By Victoria Hudgins for Law.com
Last month, Mary O’Carroll stepped down from her post as Google’s director of operations, technology and strategy for its legal department to join contract lifecycle management (CLM) software provider Ironclad as its chief community officer.
O’Carroll’s move was a significant acquisition for the legal tech market, given her 13-year tenure in Google’s legal department and her previous role as president of the Corporate Legal Operations Consortium (CLOC). But O’Carroll’s jump to Ironclad also encapsulates the broader trend of legal tech and service providers maturing and turning to legal ops veterans to bring more client insights into their business and development processes.

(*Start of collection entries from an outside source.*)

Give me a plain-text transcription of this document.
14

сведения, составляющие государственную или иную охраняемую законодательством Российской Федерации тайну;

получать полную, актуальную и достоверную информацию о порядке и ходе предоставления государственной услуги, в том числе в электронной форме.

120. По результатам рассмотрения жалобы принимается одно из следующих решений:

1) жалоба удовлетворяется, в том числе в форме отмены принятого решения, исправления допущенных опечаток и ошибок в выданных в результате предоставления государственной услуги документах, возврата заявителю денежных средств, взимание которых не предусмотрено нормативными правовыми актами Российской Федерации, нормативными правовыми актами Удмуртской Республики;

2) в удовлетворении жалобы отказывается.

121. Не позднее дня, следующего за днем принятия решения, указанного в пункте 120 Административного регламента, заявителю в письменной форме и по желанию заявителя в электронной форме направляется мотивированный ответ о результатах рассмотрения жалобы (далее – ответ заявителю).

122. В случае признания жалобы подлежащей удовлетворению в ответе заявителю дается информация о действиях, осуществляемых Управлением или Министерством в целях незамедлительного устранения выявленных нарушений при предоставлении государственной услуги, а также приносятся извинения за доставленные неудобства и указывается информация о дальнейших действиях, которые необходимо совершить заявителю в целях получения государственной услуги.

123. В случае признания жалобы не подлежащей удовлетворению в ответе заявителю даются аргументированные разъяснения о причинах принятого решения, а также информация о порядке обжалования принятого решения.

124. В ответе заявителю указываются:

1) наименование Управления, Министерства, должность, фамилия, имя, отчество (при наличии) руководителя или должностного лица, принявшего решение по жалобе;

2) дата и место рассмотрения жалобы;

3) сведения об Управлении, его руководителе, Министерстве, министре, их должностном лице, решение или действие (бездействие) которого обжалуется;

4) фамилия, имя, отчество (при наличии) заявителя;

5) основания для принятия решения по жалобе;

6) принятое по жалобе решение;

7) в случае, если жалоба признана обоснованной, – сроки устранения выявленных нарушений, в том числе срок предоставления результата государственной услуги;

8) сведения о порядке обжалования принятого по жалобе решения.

In the last six months alone, big names in legal ops have exited corporate legal departments to bring their in-house experience to legal tech and service providers. Liberty Mutual vice president and senior corporate counsel Bob Taylor, for example, joined Deloitte Legal Business Services in mid-March. That same month, Taylor’s fellow Liberty Mutual in-house leader, legal department director of innovation Jeff Marple, also exited the insurance company to work for law firm spinoff Keesal Propulsion Labs (KP Labs).
Shortly after in early April, e-discovery tech and services provider Compliance snagged JDX Consulting’s document intelligence practice lead and former BNY Mellon managing counsel Charles Post.
While numerous, the recruitment isn’t surprising, said O’Carroll during a recent interview. “If you’re targeting the legal ops market and that’s your core audience and user base it’s probably wise to have someone that understands their user journey and the desires of those in that role,” O’Carroll noted.
To be sure, the ability to lure and pay corporate legal ops professionals is bolstered by legal tech’s increasingly large outside investments and market share. Still, as funding and clients grow, software companies can be lulled into complacency, said Eric Elfman, CEO and co-founder of enterprise legal management automation platform Onit Inc.
“We are pushing 11 years old—which by General Motors standards is still an infant—that being said, the average software company [at Onit’s age] is starting to approach mediocrity,” Elfman said. “They’re thinking about bottom-line profitability, they’re losing their innovative edge and not experimenting.”
Keeping clients’ needs and perspectives top of mind was the main reasoning behind Onit hiring TIAA’s former chief operations officer and chief of staff Brad Rogers as its vice president of strategy and growth, Elfman added. “With Brad we’re trying to bring the voice of the customer inside of Onit to make sure the ways our customers think and what they value and care about is in our ears everyday,” he said.
To be sure, sales and marketing teams are essential for collecting client insights during the early stages of a legal tech company. However, some legal tech companies have now set their sights higher by tapping into the direct insights of experienced legal ops professionals, said Rudy DeFelice, co-founder of KP Labs.
“Sales and marketing bring scale and insights and that’s useful but I think the most fundamental [asset] is …vetting ideas, providing insights, helping you craft ideas that’s not necessarily going to lead to more sales tomorrow but long-term you’re better allies to customers,” DeFelice said.
Still, while the influx of legal ops hiring by legal tech providers is spurred by growth ambitions, Ironclad’s O’Carroll noted the timing of these announcements was partially influenced by legal ops’ own maturity.
“Legal ops is very new,” she noted. “To get someone that’s a veteran, we are probably [now] reaching that vintage to have that experience under our belts and to have seen a lot of things.”
O’Carroll added that the executive-level jobs legal ops is securing also highlights additional career opportunities for the emerging field.
“The impact on the industry, in general, is more movement toward a variety of career paths or more options for people in the legal space,” she said. ”Legal has always been a place that it’s very hard to transition from, because there’s not a lot of skills or backgrounds you can easily move into different parts of the organization.”